Why people are split on using 'Latinx'

A protester holds a sign that reads, "LATiNXS FOR BLACK LiVES MATTER" in New York on June 2.

(CNN)Depending on which corners of the internet you inhabit, you might have come across the term "Latinx."

"Latinx" has emerged as an inclusive term to refer to people of Latin American descent, encompassing those who don't identify as male or female or who don't want to be identified by their gender. It's been used by journalists, politicians, corporations, colleges and universities. In 2018, it even made it to the dictionary.
But among the people "Latinx" is intended to describe, few have heard of the term -- let alone use it.
    In a new survey, researchers found that only about one in four adults in the US who identify as Hispanic or Latino have heard the term "Latinx," while just 3% say they use it to describe themselves.
    The findings, published Tuesday by the Pew Research Center, signal just how complex identity is for people categorized as Hispanic or Latino.
    "This reflects the diversity of the nation's Hispanic population, and the Hispanic population of the US thinks of itself in many different ways," Mark Lopez, director of global migration and demography research at Pew Research Center, told CNN. "'Latinx' is just one of those many dimensions."

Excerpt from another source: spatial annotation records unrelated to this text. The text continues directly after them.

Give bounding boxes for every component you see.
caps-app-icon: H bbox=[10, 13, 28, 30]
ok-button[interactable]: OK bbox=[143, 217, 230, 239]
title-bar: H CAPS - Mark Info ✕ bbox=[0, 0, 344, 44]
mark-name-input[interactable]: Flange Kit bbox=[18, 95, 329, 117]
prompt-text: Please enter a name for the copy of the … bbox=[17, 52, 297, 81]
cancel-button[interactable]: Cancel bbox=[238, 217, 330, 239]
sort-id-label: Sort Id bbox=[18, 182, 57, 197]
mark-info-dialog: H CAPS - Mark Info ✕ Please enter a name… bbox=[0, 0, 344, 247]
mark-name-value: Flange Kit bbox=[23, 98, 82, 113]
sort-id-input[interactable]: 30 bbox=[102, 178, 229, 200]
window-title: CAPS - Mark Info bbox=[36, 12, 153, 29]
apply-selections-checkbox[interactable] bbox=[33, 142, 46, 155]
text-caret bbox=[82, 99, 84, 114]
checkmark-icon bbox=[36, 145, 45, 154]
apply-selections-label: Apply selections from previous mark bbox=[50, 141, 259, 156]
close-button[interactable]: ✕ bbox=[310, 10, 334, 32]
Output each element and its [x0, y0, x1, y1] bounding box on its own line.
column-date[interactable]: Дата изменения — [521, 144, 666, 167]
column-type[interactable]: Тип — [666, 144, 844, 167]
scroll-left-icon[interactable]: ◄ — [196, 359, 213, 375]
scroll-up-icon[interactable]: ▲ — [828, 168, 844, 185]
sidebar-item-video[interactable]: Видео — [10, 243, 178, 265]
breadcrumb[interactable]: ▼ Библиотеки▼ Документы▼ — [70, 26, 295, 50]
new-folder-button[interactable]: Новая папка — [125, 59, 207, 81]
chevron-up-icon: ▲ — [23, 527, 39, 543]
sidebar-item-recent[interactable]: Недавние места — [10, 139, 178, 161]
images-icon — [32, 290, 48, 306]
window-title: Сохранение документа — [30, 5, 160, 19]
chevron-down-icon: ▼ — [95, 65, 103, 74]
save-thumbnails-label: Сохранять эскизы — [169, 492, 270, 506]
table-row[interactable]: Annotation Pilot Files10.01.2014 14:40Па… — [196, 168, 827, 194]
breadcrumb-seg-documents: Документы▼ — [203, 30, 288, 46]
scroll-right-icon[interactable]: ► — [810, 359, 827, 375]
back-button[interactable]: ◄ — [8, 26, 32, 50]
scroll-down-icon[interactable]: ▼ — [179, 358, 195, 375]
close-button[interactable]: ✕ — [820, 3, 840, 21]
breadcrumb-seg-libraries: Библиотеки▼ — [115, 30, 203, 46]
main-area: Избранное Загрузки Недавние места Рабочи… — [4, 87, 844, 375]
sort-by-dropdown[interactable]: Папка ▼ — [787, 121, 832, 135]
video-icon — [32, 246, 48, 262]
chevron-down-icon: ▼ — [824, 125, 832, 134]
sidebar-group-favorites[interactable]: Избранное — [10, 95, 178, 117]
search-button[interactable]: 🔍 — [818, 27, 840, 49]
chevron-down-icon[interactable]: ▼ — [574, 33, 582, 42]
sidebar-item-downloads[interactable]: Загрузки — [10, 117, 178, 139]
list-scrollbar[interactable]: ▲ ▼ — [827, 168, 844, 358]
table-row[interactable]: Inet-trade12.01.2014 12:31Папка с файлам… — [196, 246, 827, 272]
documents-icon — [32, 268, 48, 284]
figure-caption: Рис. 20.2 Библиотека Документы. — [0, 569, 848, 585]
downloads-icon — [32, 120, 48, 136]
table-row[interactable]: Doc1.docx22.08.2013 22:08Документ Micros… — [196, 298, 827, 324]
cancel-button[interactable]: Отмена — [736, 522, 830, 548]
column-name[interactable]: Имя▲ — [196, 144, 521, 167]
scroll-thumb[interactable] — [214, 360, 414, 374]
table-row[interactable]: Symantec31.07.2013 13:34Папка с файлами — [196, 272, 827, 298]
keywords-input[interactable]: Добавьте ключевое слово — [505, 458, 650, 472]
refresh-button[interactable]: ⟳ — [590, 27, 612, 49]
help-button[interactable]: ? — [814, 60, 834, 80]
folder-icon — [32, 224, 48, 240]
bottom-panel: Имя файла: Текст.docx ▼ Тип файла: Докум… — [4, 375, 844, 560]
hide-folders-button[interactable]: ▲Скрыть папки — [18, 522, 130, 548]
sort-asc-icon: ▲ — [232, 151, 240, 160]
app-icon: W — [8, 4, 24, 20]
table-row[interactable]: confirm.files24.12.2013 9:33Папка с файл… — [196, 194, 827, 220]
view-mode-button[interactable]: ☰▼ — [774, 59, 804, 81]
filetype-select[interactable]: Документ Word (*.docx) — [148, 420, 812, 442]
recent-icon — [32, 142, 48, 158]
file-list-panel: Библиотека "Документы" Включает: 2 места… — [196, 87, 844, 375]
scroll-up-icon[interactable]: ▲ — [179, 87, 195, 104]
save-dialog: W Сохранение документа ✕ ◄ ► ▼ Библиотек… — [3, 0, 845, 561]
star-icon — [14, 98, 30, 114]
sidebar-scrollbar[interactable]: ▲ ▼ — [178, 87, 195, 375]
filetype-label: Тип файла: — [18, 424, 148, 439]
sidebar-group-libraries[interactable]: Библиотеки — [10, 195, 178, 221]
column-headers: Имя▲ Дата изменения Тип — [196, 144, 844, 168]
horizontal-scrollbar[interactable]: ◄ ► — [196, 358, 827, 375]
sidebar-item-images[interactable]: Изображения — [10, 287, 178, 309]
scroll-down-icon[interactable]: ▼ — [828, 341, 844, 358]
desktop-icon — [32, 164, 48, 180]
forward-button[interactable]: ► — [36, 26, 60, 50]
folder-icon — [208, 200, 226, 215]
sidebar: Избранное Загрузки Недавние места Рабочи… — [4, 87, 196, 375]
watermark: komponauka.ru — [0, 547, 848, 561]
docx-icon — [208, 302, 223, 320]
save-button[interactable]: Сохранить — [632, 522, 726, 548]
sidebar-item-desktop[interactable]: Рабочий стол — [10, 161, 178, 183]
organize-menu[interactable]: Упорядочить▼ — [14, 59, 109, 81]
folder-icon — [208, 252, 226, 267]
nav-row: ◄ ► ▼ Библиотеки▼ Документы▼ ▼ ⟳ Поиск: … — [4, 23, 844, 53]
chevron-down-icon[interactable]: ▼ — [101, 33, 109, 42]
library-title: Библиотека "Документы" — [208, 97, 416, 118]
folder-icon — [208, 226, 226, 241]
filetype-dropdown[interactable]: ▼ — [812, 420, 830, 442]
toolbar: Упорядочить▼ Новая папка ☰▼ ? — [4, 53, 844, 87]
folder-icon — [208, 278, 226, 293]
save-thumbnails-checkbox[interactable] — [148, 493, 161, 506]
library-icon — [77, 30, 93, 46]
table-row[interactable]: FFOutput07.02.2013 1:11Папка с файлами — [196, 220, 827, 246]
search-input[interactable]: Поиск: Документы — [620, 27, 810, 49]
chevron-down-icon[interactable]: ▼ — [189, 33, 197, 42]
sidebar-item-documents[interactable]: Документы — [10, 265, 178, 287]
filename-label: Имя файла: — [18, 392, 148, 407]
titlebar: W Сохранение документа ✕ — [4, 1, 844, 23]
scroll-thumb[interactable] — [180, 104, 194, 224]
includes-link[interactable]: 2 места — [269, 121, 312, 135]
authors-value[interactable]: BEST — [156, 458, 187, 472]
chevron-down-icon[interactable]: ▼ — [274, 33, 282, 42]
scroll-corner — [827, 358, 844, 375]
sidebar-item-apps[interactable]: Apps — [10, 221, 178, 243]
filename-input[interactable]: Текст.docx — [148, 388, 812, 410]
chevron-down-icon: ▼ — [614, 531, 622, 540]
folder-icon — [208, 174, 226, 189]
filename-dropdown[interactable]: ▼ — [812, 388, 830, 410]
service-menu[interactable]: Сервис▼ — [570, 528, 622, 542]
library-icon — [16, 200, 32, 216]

    'Latinx' is more common among younger Hispanics

    In the US, the terms "Hispanic" and "Latino" are often used to refer to people of Spanish-speaking or Latin American origin.
    Though they're often used interchangeably, "Hispanic" refers only to people from Spanish-speaking countries, which includes Latin America and Spain. "Latino" refers to people with roots in Latin America, which includes Portuguese-speaking Brazilians, but excludes Spain.
    Those two terms describe a very broad group of people, and don't always align with the ways that those populations identify themselves.
    Previous Pew research has shown that Hispanic adults most often identify by their country of origin, using terms such as Mexican, Cuban or Salvadoran as opposed to pan-ethnic labels like "Hispanic" or "Latino."
    "Latinx" is another term that has emerged in recent years. It's largely seen by those who use it as an inclusive term that incorporates those who fall outside the male/female gender binary.
    The Pew survey sampled more than 3,000 Hispanic adults in the US in December 2019 on their awareness and use of the term "Latinx."
    Those who used the term tended to be younger, US-born, bilingual or predominately English-speaking and Democratic-leaning, the survey found. They were also more likely to have gone to college.

    Most preferred the terms 'Hispanic' or 'Latino'

    Searches for the term "Latinx" saw a significant spike in June 2016, according to Google Trends -- the same month as the Pulse nightclub shooting in Orlando.
    Since then, the term has grown in popularity online, though search interest in "Latino," "Latina" and "Hispanic" over the last decade remains much higher, the Pew researchers noted. But though online interest in "Latinx" has risen, people of Latin American descent largely haven't embraced the term.